In "Poorland Yorkshire," however, the dispute has been reconfigured as a series of flashing-light displays and authentic noises, with the miners' leader Arthur Scargill cast as a Marxist madman inciting his members to further violence. The fact that this distorts the truth about what happened is irrelevant; so long as the ride provides entertainment for the punters (and hence makes money for Thames), then no one actually cares.

Alison Crawford's production made some trenchant comments about how capitalism, personified by Thames and his sidekick Resus Chambers (Samuel Barnett), exploits people in pursuit of money, and eventually ruins their lines. There is no such thing as an authentic working-class culture anymore; contemporary England is a dog-eat-dog world in which only the fittest survive.

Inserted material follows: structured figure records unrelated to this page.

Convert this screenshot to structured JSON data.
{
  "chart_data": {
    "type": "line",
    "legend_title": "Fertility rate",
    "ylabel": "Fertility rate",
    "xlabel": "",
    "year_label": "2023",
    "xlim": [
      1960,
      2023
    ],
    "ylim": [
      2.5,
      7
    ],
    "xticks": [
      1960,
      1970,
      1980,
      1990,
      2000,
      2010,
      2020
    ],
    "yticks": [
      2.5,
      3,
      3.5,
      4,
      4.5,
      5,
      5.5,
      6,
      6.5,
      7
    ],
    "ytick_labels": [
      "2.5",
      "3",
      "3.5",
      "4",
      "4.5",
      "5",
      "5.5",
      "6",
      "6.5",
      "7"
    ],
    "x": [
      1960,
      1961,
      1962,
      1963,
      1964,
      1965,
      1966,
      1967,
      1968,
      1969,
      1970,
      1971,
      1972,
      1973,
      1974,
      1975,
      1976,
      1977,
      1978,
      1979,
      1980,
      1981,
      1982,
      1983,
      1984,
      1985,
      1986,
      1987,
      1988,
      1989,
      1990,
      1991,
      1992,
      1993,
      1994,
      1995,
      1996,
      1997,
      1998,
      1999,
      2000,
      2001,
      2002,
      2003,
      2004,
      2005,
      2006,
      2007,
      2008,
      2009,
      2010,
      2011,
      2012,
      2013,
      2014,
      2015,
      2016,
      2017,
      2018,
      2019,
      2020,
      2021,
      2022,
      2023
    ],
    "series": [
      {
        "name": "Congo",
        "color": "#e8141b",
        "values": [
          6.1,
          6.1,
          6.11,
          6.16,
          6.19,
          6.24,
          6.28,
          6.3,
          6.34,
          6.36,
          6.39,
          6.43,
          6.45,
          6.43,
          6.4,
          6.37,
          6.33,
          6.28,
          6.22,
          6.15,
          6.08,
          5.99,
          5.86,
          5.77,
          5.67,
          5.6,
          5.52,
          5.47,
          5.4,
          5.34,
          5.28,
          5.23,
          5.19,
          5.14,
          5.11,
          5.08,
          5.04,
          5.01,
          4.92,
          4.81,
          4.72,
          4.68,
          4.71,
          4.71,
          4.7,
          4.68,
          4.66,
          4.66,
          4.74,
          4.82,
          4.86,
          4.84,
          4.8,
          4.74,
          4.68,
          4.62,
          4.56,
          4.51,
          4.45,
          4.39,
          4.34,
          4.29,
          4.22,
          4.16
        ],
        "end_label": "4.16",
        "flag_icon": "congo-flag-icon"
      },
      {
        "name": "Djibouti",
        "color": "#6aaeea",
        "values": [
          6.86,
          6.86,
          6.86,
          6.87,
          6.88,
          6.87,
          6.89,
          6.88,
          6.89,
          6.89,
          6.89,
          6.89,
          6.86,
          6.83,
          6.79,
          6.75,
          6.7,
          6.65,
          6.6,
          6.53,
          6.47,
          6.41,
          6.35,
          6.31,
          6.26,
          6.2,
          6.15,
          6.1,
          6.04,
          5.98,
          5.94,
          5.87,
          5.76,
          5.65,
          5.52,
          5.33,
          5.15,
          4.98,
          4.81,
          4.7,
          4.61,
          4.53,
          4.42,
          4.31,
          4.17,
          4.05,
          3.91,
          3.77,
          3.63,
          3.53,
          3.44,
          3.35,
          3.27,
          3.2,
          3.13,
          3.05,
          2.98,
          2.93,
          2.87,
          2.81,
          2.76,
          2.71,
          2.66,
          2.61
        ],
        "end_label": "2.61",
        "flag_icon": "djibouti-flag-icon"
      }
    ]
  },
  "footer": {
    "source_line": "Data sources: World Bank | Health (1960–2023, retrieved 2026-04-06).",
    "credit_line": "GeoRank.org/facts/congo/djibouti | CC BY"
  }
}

On the other hand, we discover that John Thames is not quite what he pretends to be; he has actually adopted a new moniker in an attempt to obliterate his working-class roots. It seems that he is somehow ashamed about his past; perhaps community solidarity (that quality that kept the mine-workers together during the long dispute with the government in the mid-Eighties) is no longer an effective social glue as it once was.

Poorland offers a simulacrum of contemporary life in which the distinctions between "reality" and "fiction" have been effectively dissolved. There is no such thing as an authentic working-class anymore; the loyalties that bound them three decades ago have been replaced by the acquisitive instinct. Eventually the arch-capitalist Chambers is hoist by his own petard; in a world dedicated to surfaces, no one believes in the truth any more.

The play offers a chilling vision of Britain in the run-up to the next General Election. Whether anyone will take notice of it is doubtful, however, especially if the people are as much dedicated to surfaces as author Grundy suggests.